If you are doing read tests and the reads are hitting untouched blocks of the file that were not initialized or previously written, some smart NAS systems may "fake" the read by returning zeroed-out blocks. When this occurs, you see unexpectedly good performance.
The workaround is to write all blocks, using a tool such as dd
, before performing the read test.
If you run Orion on Windows: Testing on raw partitions requires temporarily mapping the partitions to drive letters and specifying these drive letters in the test.lun file.
If you run Orion 32-bit Linux/x86 binary on an x86_64 system: Please copy a 32-bit libaio.so file from a 32-bit computer running the same Linux version.
If you are testing with a lot of disks (num_disks
greater than around 30):
You should use the -duration option (see the optional parameters section for more details) to specify a long duration (like 120 seconds or more) for each data point.

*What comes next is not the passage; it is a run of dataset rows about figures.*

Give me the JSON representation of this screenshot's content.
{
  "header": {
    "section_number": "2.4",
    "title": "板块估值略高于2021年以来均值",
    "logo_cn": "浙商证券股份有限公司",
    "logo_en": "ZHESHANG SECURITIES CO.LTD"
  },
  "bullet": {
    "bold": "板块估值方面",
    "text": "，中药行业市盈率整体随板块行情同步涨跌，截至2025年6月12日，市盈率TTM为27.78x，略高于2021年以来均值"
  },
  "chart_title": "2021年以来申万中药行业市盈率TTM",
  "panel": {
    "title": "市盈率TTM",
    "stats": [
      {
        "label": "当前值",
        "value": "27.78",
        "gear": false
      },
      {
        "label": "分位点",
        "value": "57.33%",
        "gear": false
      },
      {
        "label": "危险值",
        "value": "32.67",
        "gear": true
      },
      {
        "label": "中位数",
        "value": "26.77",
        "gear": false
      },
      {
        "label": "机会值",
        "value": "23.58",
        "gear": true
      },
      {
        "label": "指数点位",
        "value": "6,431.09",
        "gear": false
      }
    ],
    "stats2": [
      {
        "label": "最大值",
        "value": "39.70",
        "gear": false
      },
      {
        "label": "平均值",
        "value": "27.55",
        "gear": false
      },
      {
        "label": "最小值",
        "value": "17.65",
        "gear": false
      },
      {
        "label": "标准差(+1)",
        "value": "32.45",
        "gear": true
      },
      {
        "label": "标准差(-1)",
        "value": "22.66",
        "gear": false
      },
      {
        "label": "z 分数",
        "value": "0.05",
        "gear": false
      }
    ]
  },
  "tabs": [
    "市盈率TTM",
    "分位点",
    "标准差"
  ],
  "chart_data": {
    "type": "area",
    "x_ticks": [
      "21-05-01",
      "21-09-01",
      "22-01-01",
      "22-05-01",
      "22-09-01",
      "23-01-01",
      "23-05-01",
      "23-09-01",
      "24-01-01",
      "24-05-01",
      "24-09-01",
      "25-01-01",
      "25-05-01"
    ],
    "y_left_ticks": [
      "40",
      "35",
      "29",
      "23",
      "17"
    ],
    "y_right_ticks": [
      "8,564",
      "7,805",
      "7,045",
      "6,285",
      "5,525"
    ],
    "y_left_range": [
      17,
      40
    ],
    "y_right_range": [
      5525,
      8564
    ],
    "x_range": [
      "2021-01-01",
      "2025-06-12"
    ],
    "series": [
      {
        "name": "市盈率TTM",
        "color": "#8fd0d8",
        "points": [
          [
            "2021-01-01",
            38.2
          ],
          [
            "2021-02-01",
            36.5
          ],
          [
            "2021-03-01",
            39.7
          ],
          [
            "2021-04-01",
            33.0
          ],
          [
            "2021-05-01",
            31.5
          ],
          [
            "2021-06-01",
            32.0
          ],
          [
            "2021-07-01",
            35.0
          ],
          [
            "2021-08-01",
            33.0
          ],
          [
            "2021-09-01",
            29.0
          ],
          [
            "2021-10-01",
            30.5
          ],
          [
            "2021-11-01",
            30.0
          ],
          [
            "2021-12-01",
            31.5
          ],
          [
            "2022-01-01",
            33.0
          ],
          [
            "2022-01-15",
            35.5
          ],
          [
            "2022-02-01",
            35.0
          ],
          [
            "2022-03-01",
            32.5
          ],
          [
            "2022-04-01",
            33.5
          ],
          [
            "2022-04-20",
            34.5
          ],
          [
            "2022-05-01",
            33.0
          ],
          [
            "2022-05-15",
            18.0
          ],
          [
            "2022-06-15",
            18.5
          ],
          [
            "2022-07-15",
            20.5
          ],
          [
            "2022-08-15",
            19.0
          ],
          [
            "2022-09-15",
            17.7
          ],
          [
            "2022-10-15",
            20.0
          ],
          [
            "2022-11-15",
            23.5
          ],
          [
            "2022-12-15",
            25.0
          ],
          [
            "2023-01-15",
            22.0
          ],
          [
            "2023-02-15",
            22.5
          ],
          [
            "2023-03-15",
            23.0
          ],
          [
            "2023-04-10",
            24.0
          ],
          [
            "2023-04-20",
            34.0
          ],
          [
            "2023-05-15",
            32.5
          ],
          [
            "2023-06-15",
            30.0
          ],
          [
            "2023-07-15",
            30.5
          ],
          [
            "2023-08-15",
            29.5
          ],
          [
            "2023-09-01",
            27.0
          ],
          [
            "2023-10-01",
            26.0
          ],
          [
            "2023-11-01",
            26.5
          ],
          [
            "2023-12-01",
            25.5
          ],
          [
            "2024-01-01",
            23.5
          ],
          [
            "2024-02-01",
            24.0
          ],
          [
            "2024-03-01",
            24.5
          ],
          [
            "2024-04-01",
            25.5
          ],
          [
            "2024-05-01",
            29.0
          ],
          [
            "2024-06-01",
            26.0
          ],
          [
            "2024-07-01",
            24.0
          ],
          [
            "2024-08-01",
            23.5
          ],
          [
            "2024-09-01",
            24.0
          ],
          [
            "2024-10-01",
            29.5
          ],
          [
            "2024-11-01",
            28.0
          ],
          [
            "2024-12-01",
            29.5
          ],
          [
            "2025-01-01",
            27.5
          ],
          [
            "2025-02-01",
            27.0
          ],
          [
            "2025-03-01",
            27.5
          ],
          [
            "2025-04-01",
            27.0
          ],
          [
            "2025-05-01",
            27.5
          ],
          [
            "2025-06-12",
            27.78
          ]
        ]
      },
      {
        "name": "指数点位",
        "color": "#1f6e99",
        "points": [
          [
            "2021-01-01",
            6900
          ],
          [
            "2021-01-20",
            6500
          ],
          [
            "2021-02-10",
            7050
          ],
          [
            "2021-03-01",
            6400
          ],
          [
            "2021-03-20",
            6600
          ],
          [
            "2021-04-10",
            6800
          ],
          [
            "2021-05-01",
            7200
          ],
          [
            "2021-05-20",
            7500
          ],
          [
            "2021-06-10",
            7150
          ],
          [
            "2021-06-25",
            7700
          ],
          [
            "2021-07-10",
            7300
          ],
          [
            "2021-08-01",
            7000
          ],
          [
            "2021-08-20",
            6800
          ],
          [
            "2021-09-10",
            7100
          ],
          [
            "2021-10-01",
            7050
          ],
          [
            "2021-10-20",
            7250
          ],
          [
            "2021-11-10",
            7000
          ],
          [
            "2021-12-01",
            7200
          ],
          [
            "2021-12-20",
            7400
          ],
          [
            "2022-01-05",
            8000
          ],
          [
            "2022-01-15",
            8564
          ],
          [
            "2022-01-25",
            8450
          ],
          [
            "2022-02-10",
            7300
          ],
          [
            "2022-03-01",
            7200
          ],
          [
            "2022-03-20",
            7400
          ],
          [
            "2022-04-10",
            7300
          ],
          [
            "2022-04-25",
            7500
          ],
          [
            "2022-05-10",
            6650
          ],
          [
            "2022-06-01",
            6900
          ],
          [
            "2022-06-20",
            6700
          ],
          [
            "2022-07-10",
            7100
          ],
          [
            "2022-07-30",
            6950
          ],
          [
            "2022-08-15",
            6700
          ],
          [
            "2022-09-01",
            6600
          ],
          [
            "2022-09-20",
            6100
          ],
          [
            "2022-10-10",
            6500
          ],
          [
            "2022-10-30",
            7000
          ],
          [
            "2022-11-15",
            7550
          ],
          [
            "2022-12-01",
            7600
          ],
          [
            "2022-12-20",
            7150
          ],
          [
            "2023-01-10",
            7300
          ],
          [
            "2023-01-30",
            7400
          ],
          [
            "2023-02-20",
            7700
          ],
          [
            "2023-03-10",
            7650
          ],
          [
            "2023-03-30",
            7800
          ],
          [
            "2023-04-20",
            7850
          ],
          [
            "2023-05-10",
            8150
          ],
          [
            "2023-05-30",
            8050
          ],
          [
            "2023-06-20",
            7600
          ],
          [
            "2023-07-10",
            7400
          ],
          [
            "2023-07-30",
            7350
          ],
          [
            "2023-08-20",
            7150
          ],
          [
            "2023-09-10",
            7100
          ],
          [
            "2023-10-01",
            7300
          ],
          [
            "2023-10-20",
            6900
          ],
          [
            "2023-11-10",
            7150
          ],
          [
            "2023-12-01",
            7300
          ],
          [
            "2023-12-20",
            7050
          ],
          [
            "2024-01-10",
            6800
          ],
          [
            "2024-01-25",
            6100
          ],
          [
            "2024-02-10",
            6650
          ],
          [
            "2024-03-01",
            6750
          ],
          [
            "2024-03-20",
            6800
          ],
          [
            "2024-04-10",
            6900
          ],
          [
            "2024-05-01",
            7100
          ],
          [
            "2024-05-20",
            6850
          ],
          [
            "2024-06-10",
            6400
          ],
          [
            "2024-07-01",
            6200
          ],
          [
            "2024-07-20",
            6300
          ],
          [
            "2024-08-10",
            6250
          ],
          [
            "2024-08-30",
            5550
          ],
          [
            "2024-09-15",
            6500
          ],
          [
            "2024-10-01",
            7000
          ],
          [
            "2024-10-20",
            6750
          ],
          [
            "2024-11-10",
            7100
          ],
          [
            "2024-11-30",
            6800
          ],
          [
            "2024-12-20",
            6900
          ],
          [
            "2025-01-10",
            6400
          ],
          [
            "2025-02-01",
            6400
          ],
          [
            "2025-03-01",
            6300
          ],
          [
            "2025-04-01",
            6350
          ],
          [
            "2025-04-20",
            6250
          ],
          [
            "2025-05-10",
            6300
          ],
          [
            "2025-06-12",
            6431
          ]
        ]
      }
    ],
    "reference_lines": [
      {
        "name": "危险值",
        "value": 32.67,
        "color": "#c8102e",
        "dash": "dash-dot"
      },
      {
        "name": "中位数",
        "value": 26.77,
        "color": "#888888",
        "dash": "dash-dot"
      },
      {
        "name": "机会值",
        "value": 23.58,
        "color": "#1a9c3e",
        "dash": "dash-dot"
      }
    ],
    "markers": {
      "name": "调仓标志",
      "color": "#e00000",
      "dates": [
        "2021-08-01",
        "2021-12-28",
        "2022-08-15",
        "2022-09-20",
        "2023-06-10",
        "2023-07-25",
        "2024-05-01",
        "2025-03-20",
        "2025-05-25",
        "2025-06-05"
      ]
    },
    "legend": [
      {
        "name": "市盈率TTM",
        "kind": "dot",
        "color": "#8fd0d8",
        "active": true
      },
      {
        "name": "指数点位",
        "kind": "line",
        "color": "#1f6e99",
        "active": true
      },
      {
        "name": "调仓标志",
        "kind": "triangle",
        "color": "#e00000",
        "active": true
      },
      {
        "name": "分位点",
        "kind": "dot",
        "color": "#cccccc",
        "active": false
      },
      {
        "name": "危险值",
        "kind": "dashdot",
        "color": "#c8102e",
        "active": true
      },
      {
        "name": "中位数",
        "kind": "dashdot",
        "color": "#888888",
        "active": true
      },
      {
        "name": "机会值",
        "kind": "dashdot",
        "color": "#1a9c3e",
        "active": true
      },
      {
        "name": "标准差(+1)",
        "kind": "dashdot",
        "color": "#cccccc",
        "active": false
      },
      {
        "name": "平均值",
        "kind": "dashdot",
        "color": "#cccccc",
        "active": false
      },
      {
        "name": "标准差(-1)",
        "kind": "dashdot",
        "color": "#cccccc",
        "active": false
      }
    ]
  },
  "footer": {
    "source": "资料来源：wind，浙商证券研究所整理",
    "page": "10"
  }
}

Since Orion tries to keep all the spindles running at a particular load level, each data point requires a ramp-up time, which implies a longer duration for the test.
You may get the following error message, instructing you to increase the duration value:
Specify a longer -duration value.
A duration of 2x the number of spindles seems to be a good rule of thumb. Depending on your disk technology, your platform may need more or less time.
If you get an error about libraries being used by Orion:
Linux/Solaris: See I/O error troubleshooting.
NT-Only: Do not move/remove the Oracle libraries included in the distribution. These must be in the same directory as orion.exe.
If you are seeing performance numbers that are "unbelievably good":
You may have a large read or write cache, or read and write cache somewhere between the Orion program and the disk spindles. Typically, the storage array controller has the biggest effect. Find out the size of this cache and use the -cache_size advanced option to specify it to Orion (see the optional parameters section for more details).
The total size of your volumes may be really small compared to one or more caches along the way. Try to turn off the cache. This is needed if the other volumes sharing your storage show significant I/O activity in a production environment (and end up using large parts of the shared cache).
If Orion is reporting a long estimated run time:
The run time increases when -num_disks
is high. Orion internally uses a linear formula to determine how long it takes to saturate the given number of disks.
The -cache_size
parameter affects the run time, even when it is not specified. Orion does cache warming for two minutes per data point by default. If you have turned off the cache, specify -cache_size 0
.
The run time increases when a long -duration value is specified, as expected.